African Americans have 5 times higher amputation rate

The overall amputation rate in northern Illinois is declining due to improved care for diabetes and peripheral vascular disease, new research shows.

But not everyone is reaping the benefits.

A new study from Northwestern University’s Feinberg School of Medicine has found people in African American communities on Chicago’s South and West Side have a five times higher rate of lower limb amputations than people in the predominantly white suburbs and exurbs.

“Amputations are the canary in the coal mine for quality of care,” said Joe Feinglass, lead author and research professor of medicine at the Feinberg School. “Many amputations are preventable. This means the primary care for minority people may not be very good. ”

Feinglass said the high rate of amputations means people are not being closely monitored. “They come in with gangrene or a skin ulcer that comes to the attention of a doctor really late and nothing can be done,” he said. “They have to take their leg off.”

This is the first longitudinal study — nationally or locally — to examine amputation trends over nearly 20 years. Most studies of amputation rates look at one point in time.

The study will be published in the May issue of the Journal of Vascular Surgery.

The high amputation rate for minorities in Chicago likely reflects other racial disparities in healthcare, Feinglass said. “Diabetes is a condition that is highly susceptible to quality of care. Amputation rates give you a basic idea of how the system is performing.”

It was known in the late 1990’s that African Americans were more likely to have an amputation than whites.
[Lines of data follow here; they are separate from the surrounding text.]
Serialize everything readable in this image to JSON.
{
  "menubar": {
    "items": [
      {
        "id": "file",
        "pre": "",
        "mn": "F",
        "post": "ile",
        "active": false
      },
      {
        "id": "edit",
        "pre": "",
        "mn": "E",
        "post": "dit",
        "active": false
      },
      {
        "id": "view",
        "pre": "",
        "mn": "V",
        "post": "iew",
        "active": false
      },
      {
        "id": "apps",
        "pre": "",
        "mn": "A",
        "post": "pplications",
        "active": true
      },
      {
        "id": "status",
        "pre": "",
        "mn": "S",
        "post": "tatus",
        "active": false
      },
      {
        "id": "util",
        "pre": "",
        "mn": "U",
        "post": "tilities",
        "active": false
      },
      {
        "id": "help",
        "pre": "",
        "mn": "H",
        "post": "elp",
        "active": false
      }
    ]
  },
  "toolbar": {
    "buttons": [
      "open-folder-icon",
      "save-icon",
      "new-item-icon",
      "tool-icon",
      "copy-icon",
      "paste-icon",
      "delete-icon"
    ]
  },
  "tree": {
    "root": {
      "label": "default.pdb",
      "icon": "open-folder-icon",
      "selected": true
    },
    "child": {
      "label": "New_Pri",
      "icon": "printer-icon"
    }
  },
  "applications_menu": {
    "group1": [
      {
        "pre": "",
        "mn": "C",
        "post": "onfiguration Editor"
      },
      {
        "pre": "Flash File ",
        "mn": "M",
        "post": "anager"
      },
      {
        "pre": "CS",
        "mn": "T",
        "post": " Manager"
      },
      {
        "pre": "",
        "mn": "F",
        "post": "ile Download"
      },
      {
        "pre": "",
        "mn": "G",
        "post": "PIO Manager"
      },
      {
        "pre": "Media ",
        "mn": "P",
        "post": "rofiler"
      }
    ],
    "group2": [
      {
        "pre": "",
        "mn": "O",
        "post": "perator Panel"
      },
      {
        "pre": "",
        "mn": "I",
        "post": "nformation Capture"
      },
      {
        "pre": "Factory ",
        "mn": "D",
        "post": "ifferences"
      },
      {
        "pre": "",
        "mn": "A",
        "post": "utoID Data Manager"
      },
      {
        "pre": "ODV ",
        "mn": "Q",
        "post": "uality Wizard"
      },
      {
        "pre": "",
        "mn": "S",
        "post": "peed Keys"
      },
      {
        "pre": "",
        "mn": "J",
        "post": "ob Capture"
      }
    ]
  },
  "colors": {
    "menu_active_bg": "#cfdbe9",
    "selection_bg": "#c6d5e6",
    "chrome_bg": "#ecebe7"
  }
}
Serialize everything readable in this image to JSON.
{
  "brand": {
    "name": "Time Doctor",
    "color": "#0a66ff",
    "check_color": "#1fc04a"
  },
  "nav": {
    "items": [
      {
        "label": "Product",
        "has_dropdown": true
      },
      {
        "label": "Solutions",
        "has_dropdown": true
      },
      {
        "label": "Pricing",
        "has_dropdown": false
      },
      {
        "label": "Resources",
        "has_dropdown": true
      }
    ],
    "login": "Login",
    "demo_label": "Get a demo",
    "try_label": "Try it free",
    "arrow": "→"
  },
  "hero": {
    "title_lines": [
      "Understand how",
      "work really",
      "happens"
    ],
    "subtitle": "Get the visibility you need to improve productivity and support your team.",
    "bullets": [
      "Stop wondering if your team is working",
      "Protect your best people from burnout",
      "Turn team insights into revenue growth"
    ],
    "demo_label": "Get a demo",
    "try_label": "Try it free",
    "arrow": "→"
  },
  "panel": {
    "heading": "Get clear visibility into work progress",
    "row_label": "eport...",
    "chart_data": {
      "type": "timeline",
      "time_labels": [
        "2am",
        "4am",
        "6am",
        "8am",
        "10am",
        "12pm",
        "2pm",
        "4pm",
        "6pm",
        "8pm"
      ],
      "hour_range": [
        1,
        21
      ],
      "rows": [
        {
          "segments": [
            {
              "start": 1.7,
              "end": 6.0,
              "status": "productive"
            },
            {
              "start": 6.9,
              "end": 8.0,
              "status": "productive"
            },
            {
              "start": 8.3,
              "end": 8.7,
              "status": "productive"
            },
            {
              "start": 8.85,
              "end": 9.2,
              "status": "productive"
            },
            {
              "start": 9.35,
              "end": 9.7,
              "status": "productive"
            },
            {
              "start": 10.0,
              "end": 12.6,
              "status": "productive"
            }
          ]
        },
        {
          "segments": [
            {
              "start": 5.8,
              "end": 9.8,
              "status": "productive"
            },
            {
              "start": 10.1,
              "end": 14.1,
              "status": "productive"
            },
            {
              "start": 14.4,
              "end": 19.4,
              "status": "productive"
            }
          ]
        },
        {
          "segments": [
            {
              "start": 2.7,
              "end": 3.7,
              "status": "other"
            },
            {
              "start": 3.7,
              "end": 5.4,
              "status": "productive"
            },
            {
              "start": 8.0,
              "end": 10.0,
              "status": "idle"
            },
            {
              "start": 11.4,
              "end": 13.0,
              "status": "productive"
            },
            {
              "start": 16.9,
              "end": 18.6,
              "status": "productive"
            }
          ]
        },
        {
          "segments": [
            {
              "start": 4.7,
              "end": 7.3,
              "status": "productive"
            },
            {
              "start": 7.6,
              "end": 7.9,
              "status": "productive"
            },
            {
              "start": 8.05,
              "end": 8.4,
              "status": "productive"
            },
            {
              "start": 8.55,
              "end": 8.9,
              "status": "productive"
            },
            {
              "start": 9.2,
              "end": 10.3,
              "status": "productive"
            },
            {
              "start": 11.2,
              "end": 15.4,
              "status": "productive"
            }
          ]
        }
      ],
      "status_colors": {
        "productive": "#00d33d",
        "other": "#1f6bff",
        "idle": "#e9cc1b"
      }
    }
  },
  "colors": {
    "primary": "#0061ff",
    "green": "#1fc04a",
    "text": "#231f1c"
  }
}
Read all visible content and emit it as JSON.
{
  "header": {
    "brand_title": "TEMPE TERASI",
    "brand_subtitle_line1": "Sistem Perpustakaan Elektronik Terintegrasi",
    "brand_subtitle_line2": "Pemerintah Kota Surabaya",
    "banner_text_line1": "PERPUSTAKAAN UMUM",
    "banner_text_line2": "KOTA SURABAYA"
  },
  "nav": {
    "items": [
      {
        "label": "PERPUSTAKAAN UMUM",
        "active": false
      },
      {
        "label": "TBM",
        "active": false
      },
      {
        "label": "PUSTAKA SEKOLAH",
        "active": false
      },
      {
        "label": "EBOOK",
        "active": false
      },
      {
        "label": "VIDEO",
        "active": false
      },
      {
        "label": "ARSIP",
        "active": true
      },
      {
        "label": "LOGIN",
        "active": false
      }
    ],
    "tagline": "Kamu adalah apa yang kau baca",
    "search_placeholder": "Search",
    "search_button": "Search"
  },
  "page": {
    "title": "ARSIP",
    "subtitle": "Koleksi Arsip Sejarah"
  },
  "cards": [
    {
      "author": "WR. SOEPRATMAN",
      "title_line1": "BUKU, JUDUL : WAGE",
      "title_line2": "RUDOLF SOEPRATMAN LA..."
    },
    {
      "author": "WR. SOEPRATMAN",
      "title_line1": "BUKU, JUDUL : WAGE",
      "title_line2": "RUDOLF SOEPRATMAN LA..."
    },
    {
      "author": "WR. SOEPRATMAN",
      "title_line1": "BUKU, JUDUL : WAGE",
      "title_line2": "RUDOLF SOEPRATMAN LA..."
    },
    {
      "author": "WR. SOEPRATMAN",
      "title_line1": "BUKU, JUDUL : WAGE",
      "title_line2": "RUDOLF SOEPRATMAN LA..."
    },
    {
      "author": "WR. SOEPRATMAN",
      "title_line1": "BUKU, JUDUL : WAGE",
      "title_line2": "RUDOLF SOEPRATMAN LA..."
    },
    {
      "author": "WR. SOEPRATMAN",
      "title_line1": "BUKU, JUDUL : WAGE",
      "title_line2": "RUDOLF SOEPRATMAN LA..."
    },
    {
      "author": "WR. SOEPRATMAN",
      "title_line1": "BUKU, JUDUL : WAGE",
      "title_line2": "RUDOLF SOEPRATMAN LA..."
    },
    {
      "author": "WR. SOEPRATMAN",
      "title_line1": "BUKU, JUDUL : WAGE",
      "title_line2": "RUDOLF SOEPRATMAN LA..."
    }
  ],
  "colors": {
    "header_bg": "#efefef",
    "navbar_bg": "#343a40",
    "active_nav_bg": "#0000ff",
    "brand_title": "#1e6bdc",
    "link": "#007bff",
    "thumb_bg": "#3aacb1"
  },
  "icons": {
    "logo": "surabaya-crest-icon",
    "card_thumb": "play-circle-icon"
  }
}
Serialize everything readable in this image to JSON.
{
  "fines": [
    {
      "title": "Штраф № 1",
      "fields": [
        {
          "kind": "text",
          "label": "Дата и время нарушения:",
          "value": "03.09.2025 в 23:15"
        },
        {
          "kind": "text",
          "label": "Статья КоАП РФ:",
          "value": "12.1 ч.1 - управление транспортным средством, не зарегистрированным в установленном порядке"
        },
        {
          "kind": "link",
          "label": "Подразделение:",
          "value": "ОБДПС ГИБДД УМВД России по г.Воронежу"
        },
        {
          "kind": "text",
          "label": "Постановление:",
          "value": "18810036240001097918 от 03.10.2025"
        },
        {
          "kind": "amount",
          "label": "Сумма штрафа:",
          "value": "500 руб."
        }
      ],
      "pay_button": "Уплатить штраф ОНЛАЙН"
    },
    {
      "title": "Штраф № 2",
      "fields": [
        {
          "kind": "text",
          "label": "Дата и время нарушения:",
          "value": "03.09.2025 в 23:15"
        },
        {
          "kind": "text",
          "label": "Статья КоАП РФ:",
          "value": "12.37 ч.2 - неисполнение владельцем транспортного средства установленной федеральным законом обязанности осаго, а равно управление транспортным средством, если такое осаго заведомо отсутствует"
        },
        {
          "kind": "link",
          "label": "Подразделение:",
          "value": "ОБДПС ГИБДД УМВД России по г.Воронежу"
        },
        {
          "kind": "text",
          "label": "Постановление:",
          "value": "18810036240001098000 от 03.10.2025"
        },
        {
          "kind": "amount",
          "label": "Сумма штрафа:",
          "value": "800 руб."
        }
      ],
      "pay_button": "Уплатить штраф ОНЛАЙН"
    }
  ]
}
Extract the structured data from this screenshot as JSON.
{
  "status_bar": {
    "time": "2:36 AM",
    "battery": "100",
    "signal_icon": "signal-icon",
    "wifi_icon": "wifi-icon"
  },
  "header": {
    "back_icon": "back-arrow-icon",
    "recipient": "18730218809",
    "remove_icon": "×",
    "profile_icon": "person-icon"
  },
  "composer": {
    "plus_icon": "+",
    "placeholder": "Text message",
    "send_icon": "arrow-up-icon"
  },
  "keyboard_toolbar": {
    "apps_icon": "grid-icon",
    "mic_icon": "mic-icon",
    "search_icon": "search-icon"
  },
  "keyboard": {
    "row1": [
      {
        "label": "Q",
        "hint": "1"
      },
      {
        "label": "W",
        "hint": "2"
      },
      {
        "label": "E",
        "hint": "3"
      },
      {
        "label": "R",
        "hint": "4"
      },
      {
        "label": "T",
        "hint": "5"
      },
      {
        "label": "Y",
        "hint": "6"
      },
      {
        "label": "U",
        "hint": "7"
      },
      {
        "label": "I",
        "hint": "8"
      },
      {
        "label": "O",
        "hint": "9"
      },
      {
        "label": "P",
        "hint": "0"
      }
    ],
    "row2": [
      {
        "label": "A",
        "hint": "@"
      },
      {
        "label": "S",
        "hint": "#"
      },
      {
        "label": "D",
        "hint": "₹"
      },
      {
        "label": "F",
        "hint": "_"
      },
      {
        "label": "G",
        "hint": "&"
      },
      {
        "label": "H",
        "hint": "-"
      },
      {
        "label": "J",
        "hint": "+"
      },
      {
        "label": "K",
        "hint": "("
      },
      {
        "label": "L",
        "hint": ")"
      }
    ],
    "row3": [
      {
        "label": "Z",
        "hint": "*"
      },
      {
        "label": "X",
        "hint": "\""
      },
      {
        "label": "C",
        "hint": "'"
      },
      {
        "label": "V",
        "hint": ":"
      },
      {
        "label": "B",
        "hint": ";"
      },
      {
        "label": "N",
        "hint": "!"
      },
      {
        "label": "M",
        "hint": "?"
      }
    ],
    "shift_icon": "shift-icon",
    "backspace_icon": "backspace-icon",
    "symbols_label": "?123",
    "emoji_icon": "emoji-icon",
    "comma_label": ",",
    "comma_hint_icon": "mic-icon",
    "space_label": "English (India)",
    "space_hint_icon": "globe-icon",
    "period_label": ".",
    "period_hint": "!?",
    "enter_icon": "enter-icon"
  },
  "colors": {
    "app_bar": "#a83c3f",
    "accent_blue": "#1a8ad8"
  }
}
But as the national trend of amputations declined in the early 2000′s, Feinglass wanted to see if the gap closed or at least narrowed.

The study examined hospital discharge data from the Illinois Department of Public Health for nine counties in northern Illinois encompassing more than eight million people. Feinglass then broke the statistics into three rings of the metropolitan area based on their zip codes.

He found that amputations in the suburban and exurban areas with a primarily white population dropped to 12 per 100,000 in 2004 from 14 in 1987. The largely African American area on the South and West Side actually increased to 63 amputations from 60. The inner suburbs and other areas of Chicago, with between 10 and 50 percent African American population and a large Hispanic population, held fairly steady at 20 amputations per 100,000.

About half of the people who have amputations are diabetic patients with decreased circulation to the feet. Almost all who have amputations are smokers, a habit that can cause hardening of the arteries and clots in the legs.

“These people get sores on their feet that don’t heal,” Feinglass said. “They develop an ulcer that can often turn into something worse if it’s not treated right away.”

The high amputation rate is linked to lack of access to primary care and specialty care for diabetic patients and patients with vascular disease. In addition, patients without diabetes may not get a screening for peripheral arterial disease, an inexpensive test to indicate risk factors for circulation problems.

To address these problems, Feinglass said communities need diabetes management programs with nurses to help people control their blood sugar.

“Those are the kinds of programs we know would pay off in the inner city. When blood sugar is lower, there is a lower amputation rate,” Feinglass said. Vascular surgeons and podiatrists are also needed in these areas.

“An amputation is a horrible thing to have anybody go through,” Feinglass said. “We have to do better at preventing these.”

http://www.northwestern.edu


April 28, 2008

2 Responses to African Americans have 5 times higher amputation rate

  1. The_Urban_Scientist April 29, 2008 at 7:15 am #

    yeah, those are important variables, too. But the information is interesting. Hopefully it will call attention to the necessity to get proper care in a timely and consistent manner among diabetes patients. If it is a matter of access to care, this article can also spark the conversation for that, too. Knowing many people with diabetes, I’m sharing this article with them and I hope it inspires them to take care of themselves/loved ones better.

    The Urban Scientist
    http://www.SciEdSociety.blogspot.com

  2. Anonymous April 28, 2008 at 3:01 pm #

    I notice that these are raw ‘per head of population’ figures. Could I assume therefore that factors such as a higher susceptibility to diabetes within the african-american population and differing levels of smoking between groups have not been accounted for?

    There are so many risk factors involved in amputation that it would be almost impossible to control for them all if you were grouping subjects by race and questioning them at the time, let alone by zip code retrospectively.

    I’m sure that the paper is rigorous as it’s been accepted by a major journal, although I think a little too much may be being drawn from it here.